Bell didn’t know if the Ram’s success was the reason for being left out of the formation of the new conference.

“I don’t want to speculate. I would like for those individuals to step forward and give their reasoning. Maybe that is part of what underlies in why they made the decision to exit the GWOC and have a league of their own. Maybe they for a chance to get to a state semifinal and Trotwood gets in the way of doing that.”

Bell when asked about racial bias being brought up earlier by some of his school district officials :

“Ultimately, there are some concerns as far as racial makeup because Trotwood-Madison is predominantly an African-American school. Did that have something to do with it?   If you look at the demographics, it makes one ask some questions.”

Trotwood-Madison is not the first school in the Southwest District to feel it has been left ‘out in the cold’ based on racial make-up of its school.  The other was Winston Woods, who was a member at the the time (2011) in the Fort Ancient Valley Conference, who was not invited to join the Eastern Cincinnati Conference after seven FAVC members left to create the ECC.

In a 2011 Fox Now article Winston Woods assistant principal David Lumpkin:

“Going through the process, looking at the demographics, she ( Principal Dr. Terri Holden) can’t come up with any other solution than it is race.”

Related:

Many super-sized conferences have seen this kind of mass changes in conference make-ups, it is easier to leave as a large group and realign with member schools who meet the qualifications you are looking for and all agree on, then expect change from within. It also allows those members to leave out a school or schools that does not meet those needs without having to give them the ‘boot’.

This change does not just leave out Trotwood-Madison, it also leaves out 10 other schools. The assumption is those schools will want to add the Rams to make it 10 members, but nothing at this time is a sure thing. The Rams would face a ‘large’ deficit in enrollment numbers, easily the smallest of all the schools..
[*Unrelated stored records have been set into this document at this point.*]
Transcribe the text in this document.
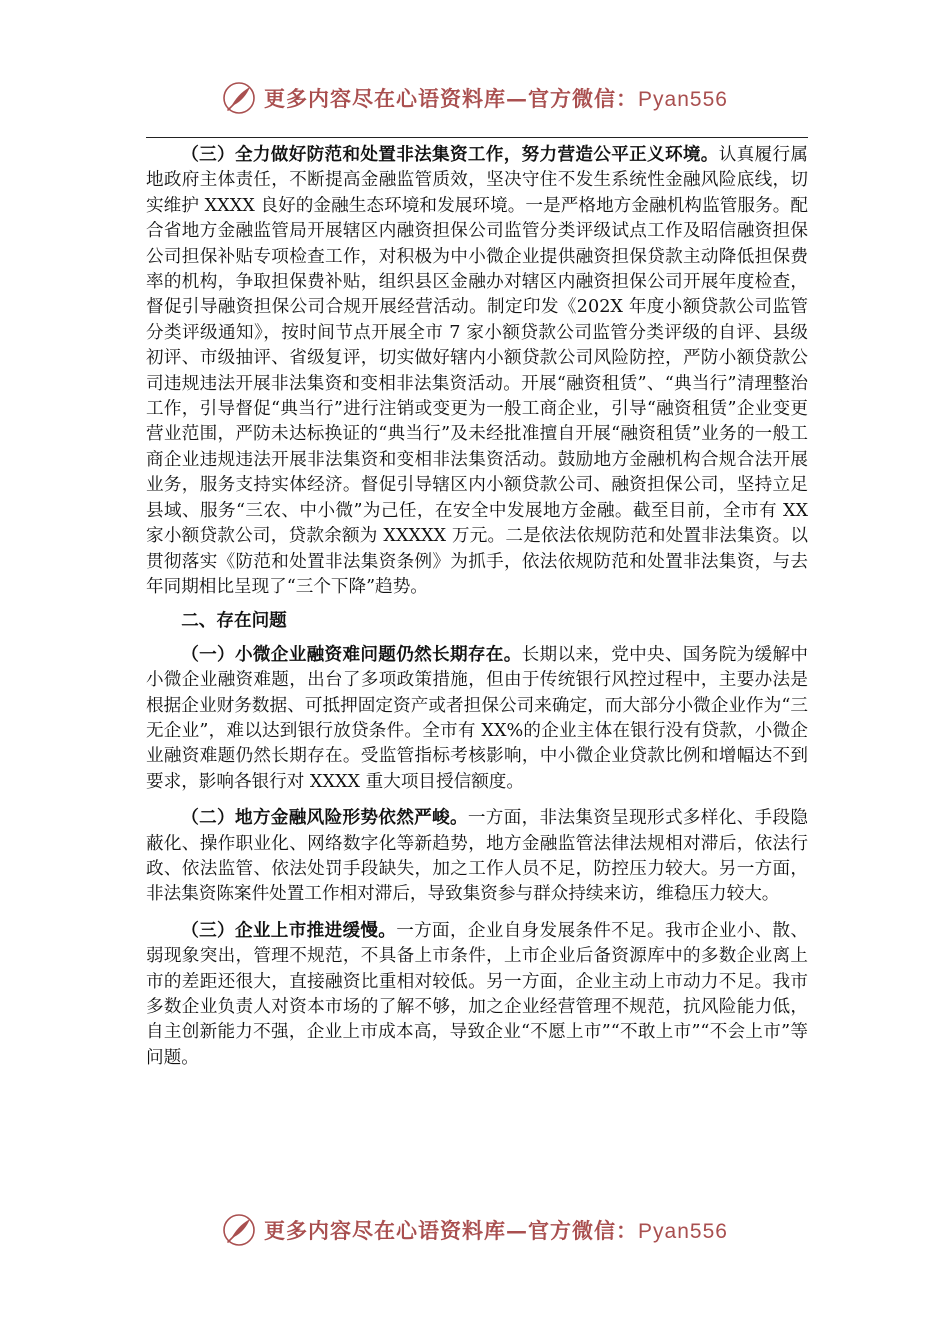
更多内容尽在心语资料库—官方微信：Pyan556

（三）全力做好防范和处置非法集资工作，努力营造公平正义环境。认真履行属地政府主体责任，不断提高金融监管质效，坚决守住不发生系统性金融风险底线，切实维护 XXXX 良好的金融生态环境和发展环境。一是严格地方金融机构监管服务。配合省地方金融监管局开展辖区内融资担保公司监管分类评级试点工作及昭信融资担保公司担保补贴专项检查工作，对积极为中小微企业提供融资担保贷款主动降低担保费率的机构，争取担保费补贴，组织县区金融办对辖区内融资担保公司开展年度检查，督促引导融资担保公司合规开展经营活动。制定印发《202X 年度小额贷款公司监管分类评级通知》，按时间节点开展全市 7 家小额贷款公司监管分类评级的自评、县级初评、市级抽评、省级复评，切实做好辖内小额贷款公司风险防控，严防小额贷款公司违规违法开展非法集资和变相非法集资活动。开展“融资租赁”、“典当行”清理整治工作，引导督促“典当行”进行注销或变更为一般工商企业，引导“融资租赁”企业变更营业范围，严防未达标换证的“典当行”及未经批准擅自开展“融资租赁”业务的一般工商企业违规违法开展非法集资和变相非法集资活动。鼓励地方金融机构合规合法开展业务，服务支持实体经济。督促引导辖区内小额贷款公司、融资担保公司，坚持立足县域、服务“三农、中小微”为己任，在安全中发展地方金融。截至目前，全市有 XX 家小额贷款公司，贷款余额为 XXXXX 万元。二是依法依规防范和处置非法集资。以贯彻落实《防范和处置非法集资条例》为抓手，依法依规防范和处置非法集资，与去年同期相比呈现了“三个下降”趋势。

二、存在问题

（一）小微企业融资难问题仍然长期存在。长期以来，党中央、国务院为缓解中小微企业融资难题，出台了多项政策措施，但由于传统银行风控过程中，主要办法是根据企业财务数据、可抵押固定资产或者担保公司来确定，而大部分小微企业作为“三无企业”，难以达到银行放贷条件。全市有 XX%的企业主体在银行没有贷款，小微企业融资难题仍然长期存在。受监管指标考核影响，中小微企业贷款比例和增幅达不到要求，影响各银行对 XXXX 重大项目授信额度。

（二）地方金融风险形势依然严峻。一方面，非法集资呈现形式多样化、手段隐蔽化、操作职业化、网络数字化等新趋势，地方金融监管法律法规相对滞后，依法行政、依法监管、依法处罚手段缺失，加之工作人员不足，防控压力较大。另一方面，非法集资陈案件处置工作相对滞后，导致集资参与群众持续来访，维稳压力较大。

（三）企业上市推进缓慢。一方面，企业自身发展条件不足。我市企业小、散、弱现象突出，管理不规范，不具备上市条件，上市企业后备资源库中的多数企业离上市的差距还很大，直接融资比重相对较低。另一方面，企业主动上市动力不足。我市多数企业负责人对资本市场的了解不够，加之企业经营管理不规范，抗风险能力低，自主创新能力不强，企业上市成本高，导致企业“不愿上市”“不敢上市”“不会上市”等问题。

更多内容尽在心语资料库—官方微信：Pyan556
Enrollment of GWOC Remaining

			Boys	Girls

Beavercreek		1,009	 884
Centerville		1,024	1,006
Fairmont		 919	 821
Springfield		 818	 809
Springboro		 731	 754
Wayne			 723	 632
Lebanon			 698	 666
Miamisburg		 627	 612
Northmont		 659	 588 

Left out - 
Trotwood-Madison	 361	 320

 

The other possibility is that had the 10 schools leaving the conference had invited the Rams to consider membership, it would have been the 11th member and that would be a football scheduling ‘nightmare’ for a conference. But one sure thing, Trotwood-Madison was unaware of what was going on ‘behind closed doors’.